People talk about financial planning. I just blundered along passively, never making enough money for savings, considering myself Class X — a person not defined by economics, vocations, and safeguards. Almost by accident, I left guaranteed incomes, “followed my bliss”, and just trusted — as a friend of mine used to say, “trusted the art gods” who protect creative people in the context that’s now called “the gig economy.” My main strategy was not having children and living close to the ground in substandard housing. My main debits were being female, sometimes argumentative, and, well, “following my bliss.”
I confuse salespeople because some of them pick up on my education level and my only marriage which was to a man considered a wealthy success. Others pick up on my old clothes, bad hair, and ancient pickup. They depend upon class clues and none of mine are reliable. It was fascinating to watch this video:
Neil Gabler is writing another book, but testing the waters with an essay in the Atlantic. He has the chops and the contacts to use the remnants of traditional publishing to get another book out there. He is effectively promoting it, probably hoping to ride on the media’s fascination with the subject of the shrinking middle class. If you check out on a search engine what the response to this promotion has been, it’s negative, along the lines of “you ain’t suffered like I have.”
It’s true enough of both Gabler and myself that we have active and effective thinking lives, which is a huge asset, but we are living in a time that is anti-intellectual — even incoherent. Somehow the rules for what some call “the chattering classes” who shepherd books and politics have changed, so that to some of the people rationality and tradition are what count; to others it is justice and compassion; but to new third and fourth and fifth categories of people the whole understanding of the world has been recreated on a different set of facts, a different definition of what a fact is, a different set of principles of existence that only part of the culture even knows exists. Not just the boundaries of nations have been challenged, but also the very cell-walls of our bodies, the nomenclature of planets.
Looking back at my own life, my first good fortune was the generation of dynamic women who went into teaching because WWI meant no marriage. They were just retiring in the Fifties. Second was my choice of dramatics instead of English, which gave me focus on exploration. Then I applied only to one college, that of my dramatics teacher, Northwestern University. If I had gone to Reed, wildly intellectual, or Portland State, steady and practical, in order to save money by living at home, my identity would have been quite different. It was a scholarship and my mother’s new teaching job that gave me NU.
Next turning point was teaching in Browning, MT, the Blackfeet Rez. Then getting deeply involved with Bob Scriver, who made it a point to never pay alimony though it was his wives that were much of his energy. After that, the five-year animal control job was civil service and earned a little nugget of money that I could use for another go at the University of Chicago.
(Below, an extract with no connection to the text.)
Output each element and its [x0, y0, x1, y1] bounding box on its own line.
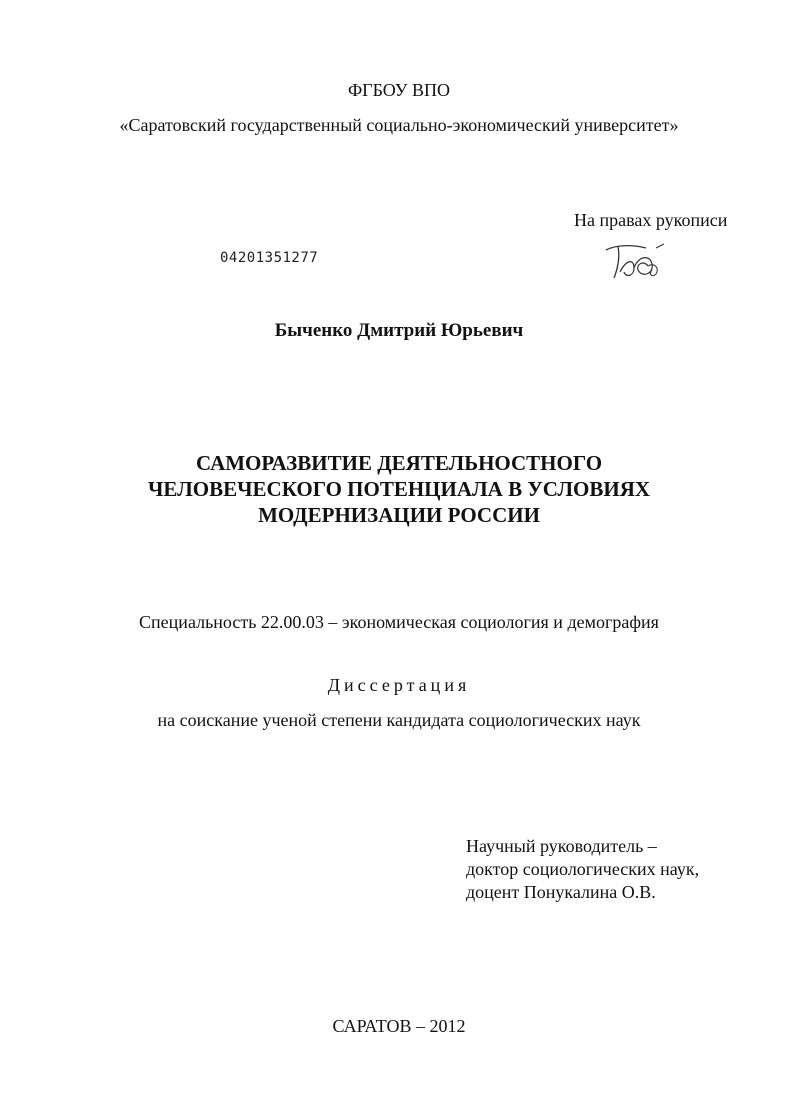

The bridge was Unitarianism, which suited me at that point and got me access to the U of C, but shifted out from under my feet by 1982, becoming political and psychological in what I now consider trivial and self-indulgent ways. But ministry got me back to the prairie where I wanted to be.
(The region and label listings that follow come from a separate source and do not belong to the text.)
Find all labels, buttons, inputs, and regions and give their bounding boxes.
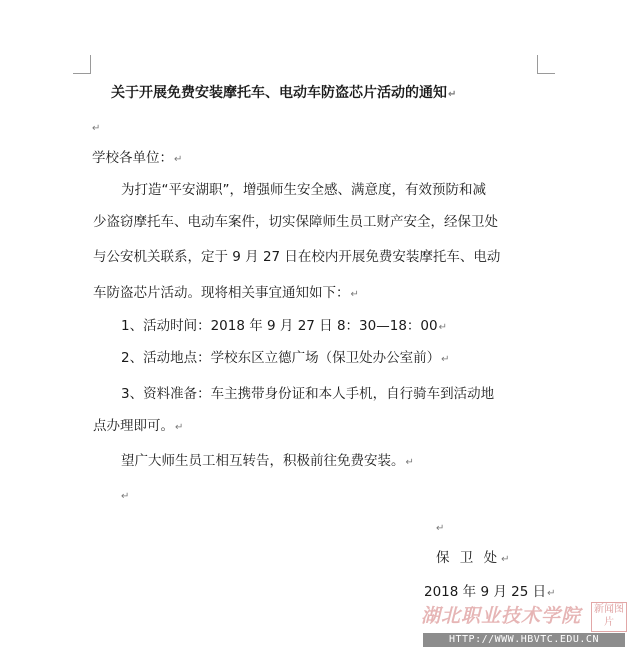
salutation: 学校各单位：↵ [92, 150, 183, 166]
paragraph-mark-icon: ↵ [436, 523, 445, 534]
paragraph-mark-icon: ↵ [438, 322, 447, 333]
crop-mark-top-right-v [537, 55, 538, 74]
crop-mark-top-left-v [90, 55, 91, 74]
paragraph-mark-icon: ↵ [547, 588, 556, 599]
paragraph-mark-icon: ↵ [441, 354, 450, 365]
signature: 保 卫 处↵ [436, 550, 513, 566]
body-line-1: 为打造“平安湖职”，增强师生安全感、满意度，有效预防和减 [121, 182, 486, 198]
closing-line: 望广大师生员工相互转告，积极前往免费安装。↵ [121, 453, 414, 469]
watermark-school-name: 湖北职业技术学院 [421, 605, 582, 627]
body-line-2: 少盗窃摩托车、电动车案件，切实保障师生员工财产安全，经保卫处 [93, 214, 498, 230]
body-line-4: 车防盗芯片活动。现将相关事宜通知如下：↵ [93, 285, 359, 301]
paragraph-mark-icon: ↵ [92, 123, 101, 134]
paragraph-mark-icon: ↵ [405, 457, 414, 468]
list-item-materials: 3、资料准备：车主携带身份证和本人手机，自行骑车到活动地 [121, 386, 495, 402]
empty-paragraph [436, 518, 444, 538]
paragraph-mark-icon: ↵ [501, 554, 513, 565]
list-item-time: 1、活动时间：2018 年 9 月 27 日 8：30—18：00↵ [121, 318, 447, 334]
list-item-place: 2、活动地点：学校东区立德广场（保卫处办公室前）↵ [121, 350, 450, 366]
crop-mark-top-left-h [73, 73, 91, 74]
body-line-3: 与公安机关联系，定于 9 月 27 日在校内开展免费安装摩托车、电动 [93, 249, 501, 265]
watermark-badge: 新闻图片 [591, 602, 627, 632]
paragraph-mark-icon: ↵ [448, 89, 457, 100]
watermark [421, 599, 629, 651]
empty-paragraph [92, 118, 100, 138]
document-date: 2018 年 9 月 25 日↵ [424, 584, 556, 600]
crop-mark-top-right-h [537, 73, 555, 74]
paragraph-mark-icon: ↵ [175, 422, 184, 433]
document-title: 关于开展免费安装摩托车、电动车防盗芯片活动的通知↵ [111, 85, 457, 101]
empty-paragraph [121, 486, 129, 506]
paragraph-mark-icon: ↵ [350, 289, 359, 300]
watermark-url: HTTP://WWW.HBVTC.EDU.CN [423, 633, 625, 647]
paragraph-mark-icon: ↵ [174, 154, 183, 165]
list-item-materials-cont: 点办理即可。↵ [93, 418, 184, 434]
paragraph-mark-icon: ↵ [121, 491, 130, 502]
A couple of years teaching in Heart Butte was followed by another civil service stint, this time as a clerical specialist for the City of Portland in the Bureau of Buildings. Animal control and city planning/permitting are the bedrock of my understanding of democracy.
In 1999 a wave of gentrification made my mother’s house valuable enough for my third of it to buy this house in Valier, MT, for $30,000. I had ignored many urgings, esp. in the Unitarian years, to build up equity in a house in order to retire. It was lucky that I didn’t. Buying a shabby house with cash was the result of reading my grandmothers’ books about former housing collapses and depressions. I should have had a second $30,000 to renew the roof and individual infrastructure, but it would not have solved the problem of shared town infrastructure collapse and a shrinking and aging local population.
The time-line for white High-line communities is about a hundred years long, dependent on the industrial revolution reaching out along the railroad tracks and irrigation canals. The building practices, streets, trees, aquifer developments, laws, and cultures have now reached their limits and even interfere with the next wave of technology based on data-collection, conservation, and energy shift. World War I and II, divided by the Great Depression, provided a story about character overcoming all challenges and the safety of the familiar that has kept us from understanding that our children are nothing like us and that weather is planetary, including the ocean. Now all people are voyagers again in a sea choked with plastic.
My weakness has been never committing to one job nor tolerating any dominator, no matter how well-known and loved. My strength has been the same thing. It’s true enough that Neil Gabler is in a pinch. As he says, to sell his house he would need about $100,000 to fix it up. This is only assuming that he stays and that the new owner doesn’t just demolish it because the real value is in the land. He’s actually trying to keep everything the same.
I doubt that he’ll get an advance big enough to do the job. Publishing no longer works that way, even for guys like Gabler who have had repeat best-sellers. Now authors accept a share of the profits or accept some other inventive terms, hoping the publisher survives long enough to pay out. But authors don’t make money; publishers make money. They are venture capitalists of the purest kind. The art gods don’t know their names, much less their addresses. Yesterday’s sinecures are today’s eviction notices.